Birçok kişinin Monument Valley ile tanıdığı dijital ürün stüdyosu ustwo, Web Summit’te otonom araçlara kullanıcı odaklı tasarım yaklaşımını açıkladı. Tim Smith sunumunu Humanising Autonomy: Where Are We Going? isimli kitaplarının tanıtımı çevresinde kurgulamıştı.
Tasarımda insan faktörünün yeri
Otomasyonlu sürüş deneyimi insanın en etkin olduğu kurgudan aracın her şeyi kontrol etmesine uzanan 5 seviyeli derecelendirme sistemiyle ölçülüyor. Sürüş sırasında otomobil ile sürücüsünün yükümlülüklerine göre belirlenen bu sistemin 5. seviyesinde araç her şeyi kendi kendine yapıyor. Otomobil şirketleri ve teknoloji geliştiriciler de yıllardır konsept sürücüsüz otomobil tasarlıyor. Farklı şekil ve formlardaki bu futuristik tasarımların hemen hepsinde ortak bir yön fark ediyor ustwo. Hiçbirinin dikiz aynası yok. Araç kendi kendine gittiği ve araçtaki kimsenin arkasına bakmasına gerek olmadığı için dikiz aynaları tasarımda yer almıyor. Fakat görme engelli bireyler için dikiz aynaları kilit rol oynuyor. Çünkü aynanın düz ve yuvarlak kısımlarından aracın hangi yöne baktığını anlayabiliyorlar. Bu noktada da Tim Smith, sürücüsüzü araçların tasarımında erişilebilirliğin de önemine dikkat çekiyor.

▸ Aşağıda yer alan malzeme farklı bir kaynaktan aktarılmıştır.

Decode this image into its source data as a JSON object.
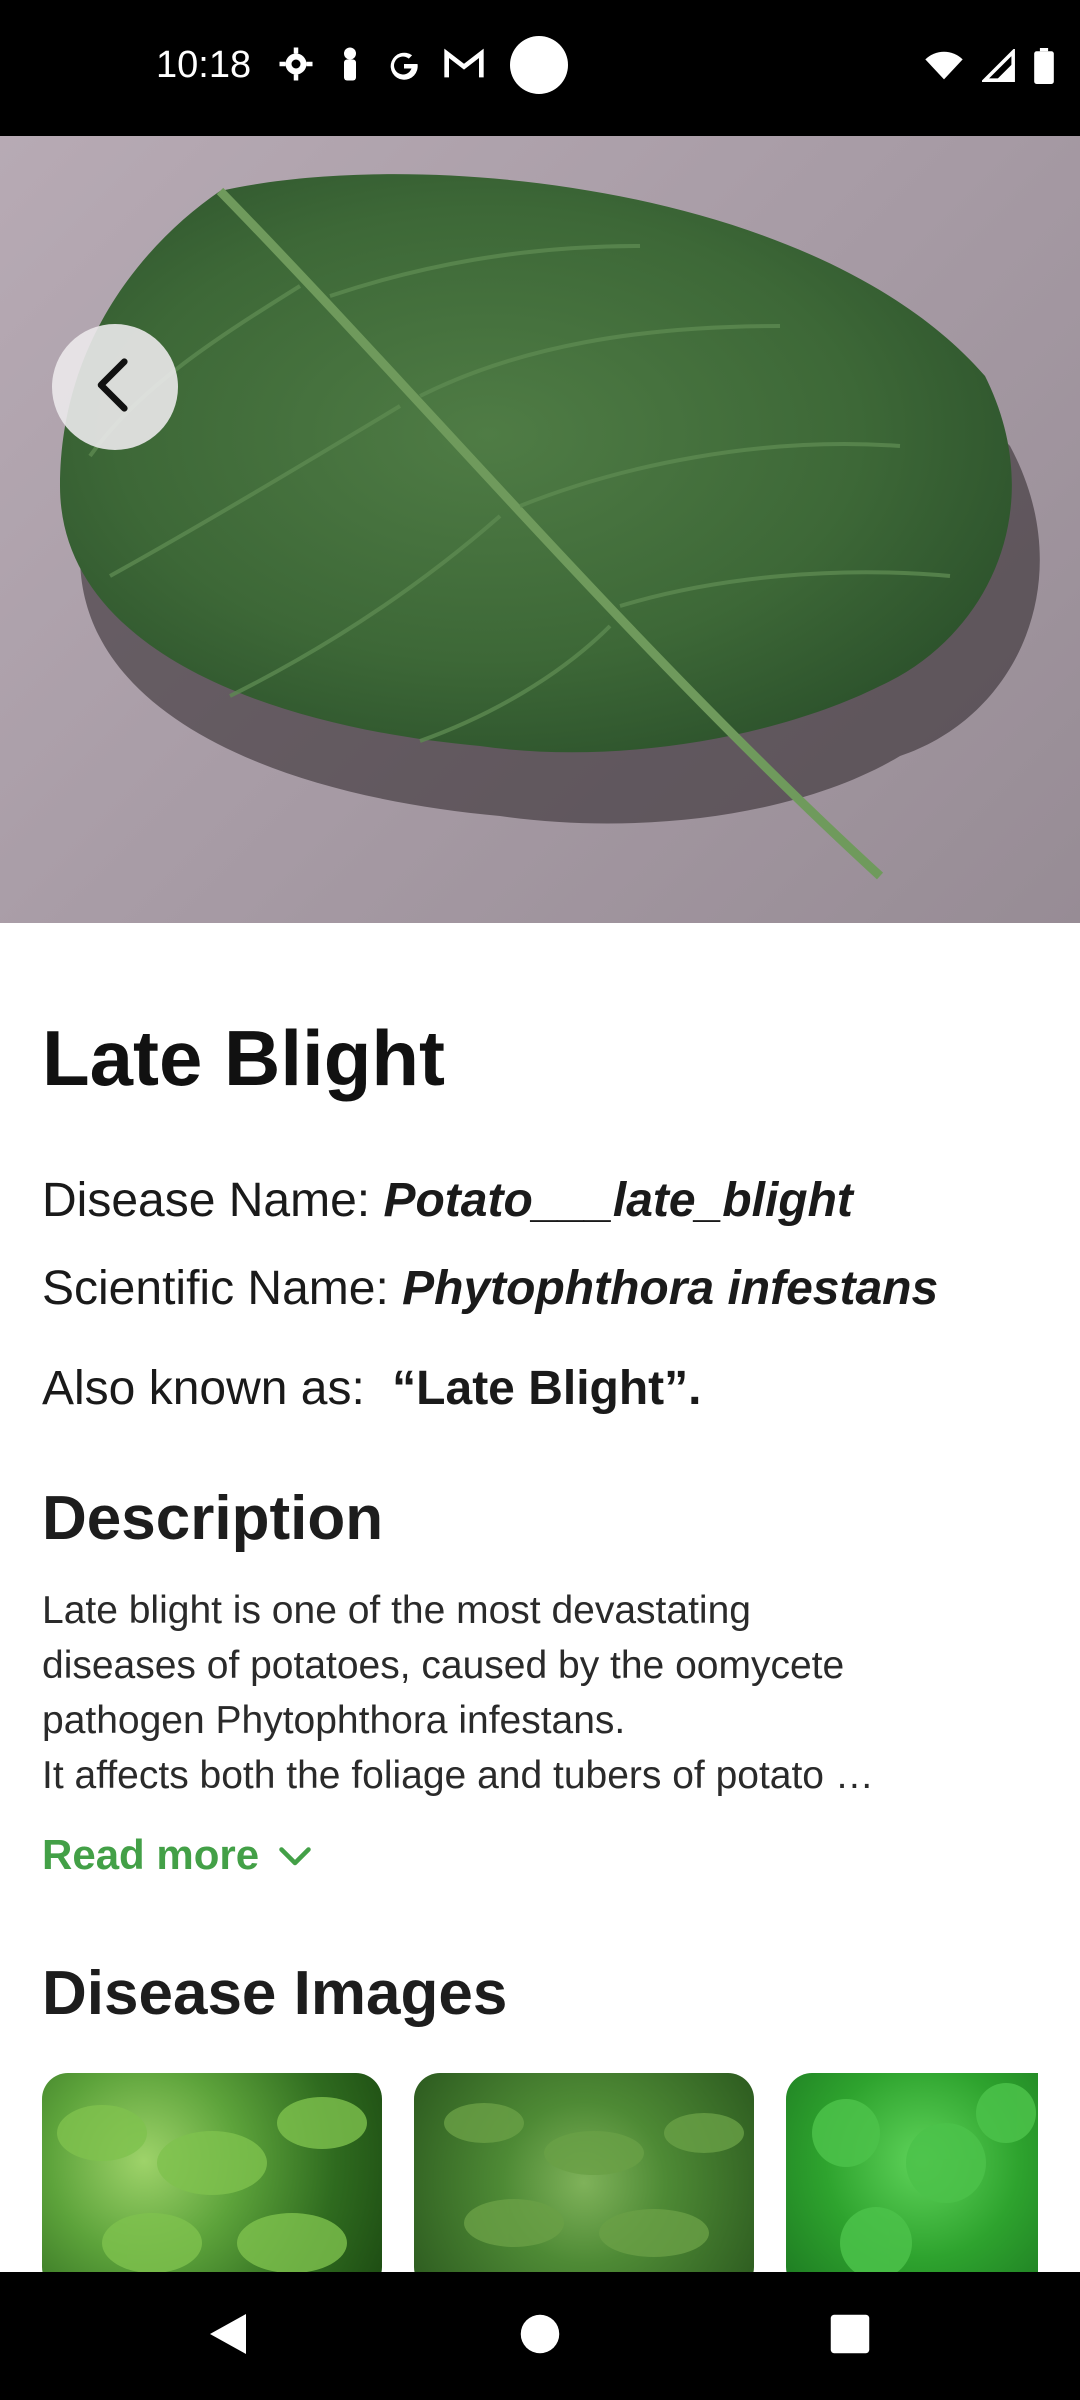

Kullanıcı odaklı yaklaşımda sürücüsüz araçların insanların kullanmak isteyeceği şeyler olması gerekiyor. Bu isteğin önündeki en büyük engel ise güven sorunları. Otonom kavramı üzerine insanların görüşleri ise oldukça farklı yorumlar içeriyor. Kendini bir robotun eline bırakmak istemeyenler, bir insanın kullanmak istediğini bilmek isteyenler, yolculuk boyunca sohbet etmek isteyenler… Bunlar yetişkinlerin yorumları olurken çocuklar da sürücü olmadığında korkacaklarını dile getiriyor.
ustwo’nun Auto & Mobility bölümü tarafından yayınlanan ve kullanıcı odaklı yaklaşımla sürücüsüz otomobilleri ele alan Humanising Autonomy: Where Are We Going? kitabı ücretsiz olarak indirilebiliyor.